Toponar and Yuriy Yegrov, his co-pilot, ejected and survived the crash. They remain hospitalized in stable condition.

It was the first public comment from either of the pilots since the June 27 tragedy. Doctors pronounced the pilots fit enough to answer investigators’ questions on Wednesday.

Toponar’s comments came after the chief investigator this week accused the pilots of ignoring their flight plan and attempting tricky, untested maneuvers that caused the plane to nick the ground, slice through a parked plane and cartwheel into the crowd at the air show in the western Ukrainian city of Lviv. Some 85 people were killed and 156 others injured. Several are still hospitalized in serious condition.

“The pilots failed to follow the flight plan and performed four difficult maneuvers that they had not done before,” Yevhen Marchuk, the chief investigator of the accident, said Wednesday. Marchuk also blamed air force leaders for failing to order a change of course some 90 seconds after the plane veered from the flight path.
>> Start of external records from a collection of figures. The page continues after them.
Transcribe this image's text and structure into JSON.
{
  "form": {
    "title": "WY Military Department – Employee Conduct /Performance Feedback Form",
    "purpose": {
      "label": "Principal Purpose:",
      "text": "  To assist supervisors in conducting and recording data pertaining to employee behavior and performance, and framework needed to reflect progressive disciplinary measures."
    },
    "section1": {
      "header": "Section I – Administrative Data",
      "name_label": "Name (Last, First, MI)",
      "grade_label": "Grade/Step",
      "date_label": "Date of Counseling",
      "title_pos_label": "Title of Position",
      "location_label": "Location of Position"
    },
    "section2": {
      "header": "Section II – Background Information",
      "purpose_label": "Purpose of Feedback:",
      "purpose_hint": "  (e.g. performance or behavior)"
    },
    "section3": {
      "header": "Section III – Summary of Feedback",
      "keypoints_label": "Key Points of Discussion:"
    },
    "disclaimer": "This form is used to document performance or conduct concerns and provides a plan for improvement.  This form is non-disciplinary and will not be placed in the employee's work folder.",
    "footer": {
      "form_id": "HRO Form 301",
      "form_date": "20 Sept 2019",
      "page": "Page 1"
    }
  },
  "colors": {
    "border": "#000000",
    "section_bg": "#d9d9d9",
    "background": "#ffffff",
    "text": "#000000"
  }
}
The decision whether to prosecute the pilots will be made only after they have fully recovered, a spokesperson from the prosecutor’s office said Friday. Doctors said they expect Toponar to be released in a month while Yegrov needs two months to recover.

Toponar said he was following orders in flying over the crowds.

“The flight shouldn’t have been performed over people, but the order was to fly where people were,” Toponar told STB television.

Meanwhile, a military court in Lviv this week ordered the flight’s ground-control leader, Yuriy Yatsuk, jailed on charges of criminal negligence.

Judge Oleksandr Yaremenko said that Yatsuk should not even have led the exercise. “He was not experienced enough to lead Su-27s flying at low altitude in maneuvers requiring the highest level of piloting,” Interfax quoted the judge as saying.

Air Force Cmdr. Gen. Col. Volodymyr Strelnikov and Cmdr. Serhiy Onyshenko are under investigation for criminal negligence as well.

After the crash, President Leonid Kuchma fired Strelnikov and other top air force commanders. Defense Minister Volodymyr Shkidchenko tendered his resignation, but Kuchma refused to accept it.